Le rap français connaît un fort succès aujourd’hui comme le montre le succès de nombreux rappeurs à l’heure actuelle. Seulement, le rap a connu en France un âge d’or dans les années 2000 du fait de l’enchevêtrement d’une situation sociale et d’un dépaysement des banlieues françaises à l’époque. Nous allons voir dans cet article les principaux rappeurs de talents qui ont gravé le rap français à tout jamais.
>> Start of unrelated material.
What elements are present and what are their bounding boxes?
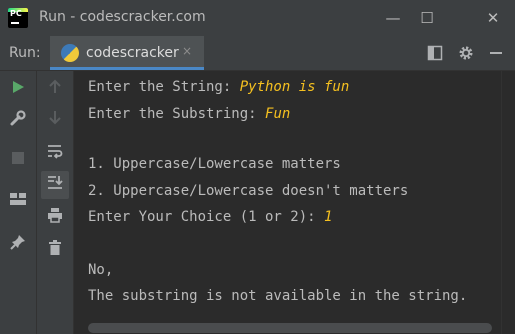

Années 90, l’avènement du rap en France

Le Suprême NTM : la première révolution du rap français

Dans les années 90, quelques groupes de raps font leurs apparitions comme Assassins, 2bal2neg et bien d’autres. Seulement, un groupe de Seine-Saint-Denis va venir bouleversé l’image du rap par son talent artistique et son constat d’urgence sur les banlieues. Kool Shen et Joey Starr transforment le paysage de la musique en France. L’union fait la force mais la misère la divise.

rap français 2000

IAM : Le groupe de Marseille

Considéré comme l’un des monstres du rap français, il est assurément le meilleur groupe de la planète Marseille. L’école du micro d’argent est une véritable bombe qui débarque dans les backs et remporte un disque de diamant. La fin des années 90 et le duel NTM – IAM vont créer une émulation encore jamais vue dans un courant musical.
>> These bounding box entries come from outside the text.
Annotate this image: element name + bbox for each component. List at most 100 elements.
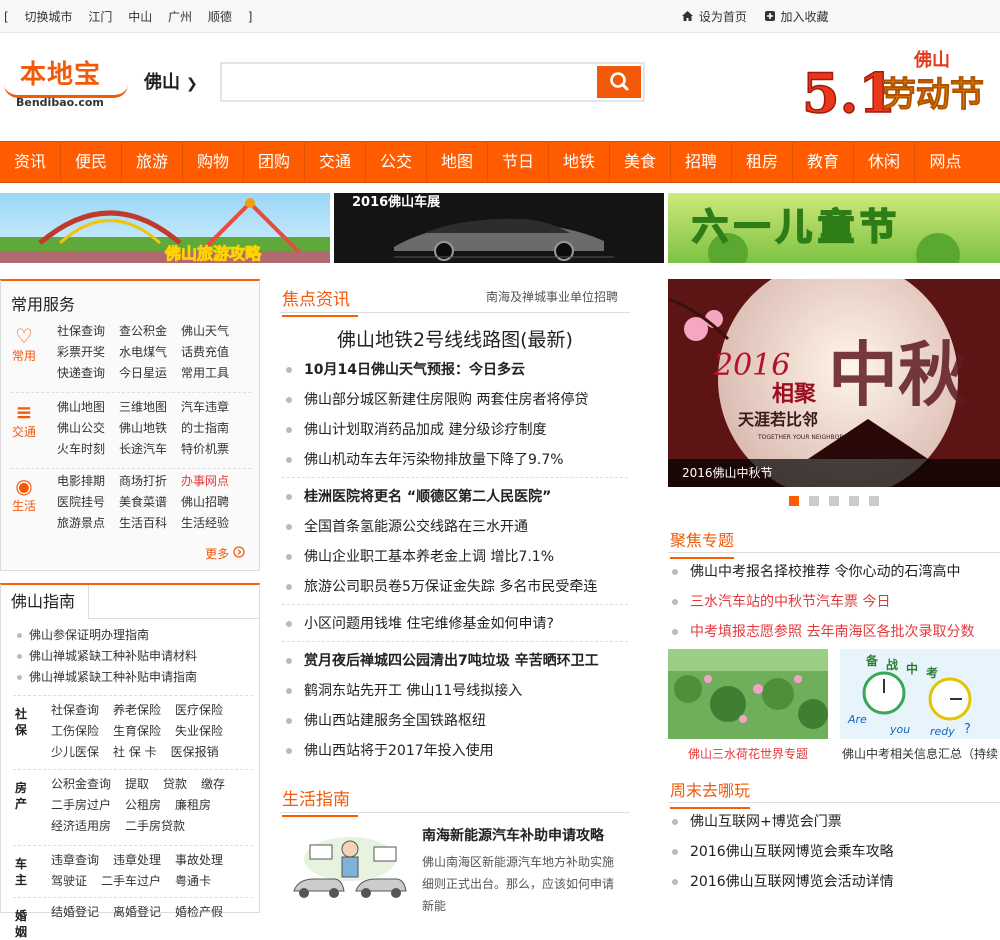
ad-childrens-day[interactable]: 六一儿童节	[668, 193, 1000, 277]
ad-travel-guide[interactable]: 佛山旅游攻略	[0, 193, 330, 263]
guide-link[interactable]: 提取	[125, 774, 149, 795]
guide-link[interactable]: 事故处理	[175, 850, 223, 871]
service-link[interactable]: 汽车违章	[181, 397, 243, 418]
service-link[interactable]: 佛山公交	[57, 418, 119, 439]
news-item[interactable]: 佛山计划取消药品加成 建分级诊疗制度	[282, 415, 628, 445]
guide-link[interactable]: 二手房过户	[51, 795, 111, 816]
service-link[interactable]: 今日星运	[119, 363, 181, 384]
focus-news-right-link[interactable]: 南海及禅城事业单位招聘	[486, 288, 618, 305]
news-item[interactable]: 赏月夜后禅城四公园清出7吨垃圾 辛苦晒环卫工	[282, 646, 628, 676]
guide-link[interactable]: 工伤保险	[51, 721, 99, 742]
guide-link[interactable]: 离婚登记	[113, 902, 161, 923]
guide-link[interactable]: 婚检产假	[175, 902, 223, 923]
service-link[interactable]: 办事网点	[181, 471, 243, 492]
exam-info-caption[interactable]: 佛山中考相关信息汇总（持续	[842, 745, 998, 762]
guide-link[interactable]: 二手房贷款	[125, 816, 185, 837]
nav-item-outlets[interactable]: 网点	[915, 142, 976, 182]
guide-link[interactable]: 缴存	[201, 774, 225, 795]
news-item[interactable]: 小区问题用钱堆 住宅维修基金如何申请?	[282, 609, 628, 639]
foshan-guide-tab[interactable]: 佛山指南	[1, 585, 89, 619]
news-item[interactable]: 佛山企业职工基本养老金上调 增比7.1%	[282, 542, 628, 572]
service-link[interactable]: 的士指南	[181, 418, 243, 439]
switch-city-link[interactable]: 切换城市	[25, 10, 73, 24]
guide-list-item[interactable]: 佛山参保证明办理指南	[13, 625, 253, 646]
guide-link[interactable]: 违章查询	[51, 850, 99, 871]
guide-link[interactable]: 社保查询	[51, 700, 99, 721]
weekend-item[interactable]: 2016佛山互联网博览会乘车攻略	[668, 837, 1000, 867]
guide-link[interactable]: 生育保险	[113, 721, 161, 742]
guide-link[interactable]: 二手车过户	[101, 871, 161, 892]
news-item[interactable]: 旅游公司职员卷5万保证金失踪 多名市民受牵连	[282, 572, 628, 602]
service-link[interactable]: 生活经验	[181, 513, 243, 534]
service-link[interactable]: 查公积金	[119, 321, 181, 342]
service-link[interactable]: 彩票开奖	[57, 342, 119, 363]
slide-dot[interactable]	[809, 496, 819, 506]
guide-link[interactable]: 违章处理	[113, 850, 161, 871]
service-link[interactable]: 火车时刻	[57, 439, 119, 460]
service-link[interactable]: 三维地图	[119, 397, 181, 418]
search-input[interactable]	[222, 64, 598, 100]
topics-title[interactable]: 聚焦专题	[670, 527, 735, 559]
nav-item-map[interactable]: 地图	[427, 142, 488, 182]
service-link[interactable]: 水电煤气	[119, 342, 181, 363]
city-link-zhongshan[interactable]: 中山	[128, 10, 152, 24]
nav-item-leisure[interactable]: 休闲	[854, 142, 915, 182]
search-button[interactable]	[597, 66, 641, 98]
more-services-link[interactable]: 更多	[205, 545, 245, 562]
nav-item-bus[interactable]: 公交	[366, 142, 427, 182]
nav-item-shopping[interactable]: 购物	[183, 142, 244, 182]
life-guide-item[interactable]: 南海新能源汽车补助申请攻略 佛山南海区新能源汽车地方补助实施细则正式出台。那么，…	[280, 813, 630, 913]
nav-item-metro[interactable]: 地铁	[549, 142, 610, 182]
service-link[interactable]: 特价机票	[181, 439, 243, 460]
service-link[interactable]: 常用工具	[181, 363, 243, 384]
lotus-world-image[interactable]	[668, 649, 828, 739]
add-fav-link[interactable]: 加入收藏	[764, 10, 829, 24]
service-link[interactable]: 社保查询	[57, 321, 119, 342]
guide-link[interactable]: 失业保险	[175, 721, 223, 742]
service-link[interactable]: 旅游景点	[57, 513, 119, 534]
labor-day-banner[interactable]: 5.1 劳动节 佛山	[800, 40, 1000, 126]
guide-link[interactable]: 少儿医保	[51, 742, 99, 763]
nav-item-festival[interactable]: 节日	[488, 142, 549, 182]
weekend-item[interactable]: 2016佛山互联网博览会活动详情	[668, 867, 1000, 897]
guide-link[interactable]: 医疗保险	[175, 700, 223, 721]
city-link-guangzhou[interactable]: 广州	[168, 10, 192, 24]
news-item[interactable]: 佛山部分城区新建住房限购 两套住房者将停贷	[282, 385, 628, 415]
nav-item-education[interactable]: 教育	[793, 142, 854, 182]
news-item[interactable]: 桂洲医院将更名 “顺德区第二人民医院”	[282, 482, 628, 512]
current-city-selector[interactable]: 佛山 ❯	[144, 68, 198, 94]
life-guide-item-title[interactable]: 南海新能源汽车补助申请攻略	[422, 825, 604, 845]
guide-list-item[interactable]: 佛山禅城紧缺工种补贴申请指南	[13, 667, 253, 688]
ad-car-show[interactable]: 2016佛山车展	[334, 193, 664, 263]
service-link[interactable]: 美食菜谱	[119, 492, 181, 513]
set-home-link[interactable]: 设为首页	[682, 10, 751, 24]
mid-autumn-slide[interactable]: 2016 中秋 相聚 天涯若比邻 TOGETHER YOUR NEIGHBOR …	[668, 279, 1000, 487]
guide-link[interactable]: 驾驶证	[51, 871, 87, 892]
life-guide-title[interactable]: 生活指南	[282, 785, 358, 817]
headline-link[interactable]: 佛山地铁2号线线路图(最新)	[280, 325, 630, 355]
topic-item[interactable]: 三水汽车站的中秋节汽车票 今日	[668, 587, 1000, 617]
service-link[interactable]: 医院挂号	[57, 492, 119, 513]
service-link[interactable]: 快递查询	[57, 363, 119, 384]
nav-item-convenience[interactable]: 便民	[61, 142, 122, 182]
weekend-item[interactable]: 佛山互联网+博览会门票	[668, 807, 1000, 837]
slide-dot[interactable]	[849, 496, 859, 506]
nav-item-food[interactable]: 美食	[610, 142, 671, 182]
news-item[interactable]: 佛山西站将于2017年投入使用	[282, 736, 628, 766]
service-link[interactable]: 话费充值	[181, 342, 243, 363]
weekend-title[interactable]: 周末去哪玩	[670, 777, 751, 809]
service-link[interactable]: 佛山招聘	[181, 492, 243, 513]
guide-link[interactable]: 公积金查询	[51, 774, 111, 795]
nav-item-groupbuy[interactable]: 团购	[244, 142, 305, 182]
slide-dot[interactable]	[789, 496, 799, 506]
slide-dot[interactable]	[869, 496, 879, 506]
service-link[interactable]: 佛山地铁	[119, 418, 181, 439]
guide-link[interactable]: 医保报销	[171, 742, 219, 763]
nav-item-news[interactable]: 资讯	[0, 142, 61, 182]
guide-link[interactable]: 养老保险	[113, 700, 161, 721]
city-link-shunde[interactable]: 顺德	[208, 10, 232, 24]
guide-link[interactable]: 经济适用房	[51, 816, 111, 837]
guide-link[interactable]: 廉租房	[175, 795, 211, 816]
topic-item[interactable]: 佛山中考报名择校推荐 令你心动的石湾高中	[668, 557, 1000, 587]
news-item[interactable]: 佛山西站建服务全国铁路枢纽	[282, 706, 628, 736]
Années 2000 : profusion de talent

Le secteur A et le ministère amer : des noyaux de stars

Le secteur A est un collectif qui regroupe des artistes ayant tous connu des carrières à fort succès par la suite. Il s’agit de la refondation du Ministère AMER resté dans l’ombre du Suprême NTM. Il symbolise l’explosion du rap dans le paysage parisien. Parmi les plus connus se trouve Passi, Stomy Bugsy, Les Neg’marrons, le Doc Gynéco et bien évidemment le très puissant Ärsenik. Quand on connaît leurs parcours respectifs par la suite, on se rend bien compte qu’il s’agissait juste d’une constellation de galactiques.

Deuxième révolution : l’arrivée du Lunatic

Septembre 2000, un duo de rappeurs des Hauts-de-Seine sort le « mauvais oeil » et va muter à jamais le rap français qui ne sera plus qu’une surenchère de mauvais sentiment. Production instrumentale hors pair, disque d’or et accusation de racisme anti-blanc, l’émergence du célébrissime Booba et d’un rap ultra-violent et hostile à toutes concessions : « La vie c’est dur, ça fait mal dès que ça commence, c’est pour ça qu’on pleure tous à la naissance ». De la haine pure par injection séduisante et massive.

2000-2004 : l’âge d’or du rap français

Comme tous les courants musicaux qui apparaissent, il se prête à une apparition de nouveauté sans fins. Le rap français du début des années 2000 en est la preuve et fut considéré dans le monde entier comme le deuxième meilleur rap après le plus expérimenté rap américain. Sa particularité est de ne pas aborder le sexe, l’argent et la gloire mais plutôt la haine, les trottoirs, la solidarité et les pitbulls. Il y avait donc une certaines formes de combat social originel, moteur de son succès, qui a disparu par la suite.

Parmi les plus fameux groupes revendicatifs qui ont permis l’avènement d’un tel succès en indépendant, on peut citer Tandem, Ideal J, la mafia k’1 fry, les sages poètes de la rue ou encore le collectif 45 scientific.  Trop de choses à dire, trop de chose à fuir, chacun de ses groupes mériteraient leur propre articles.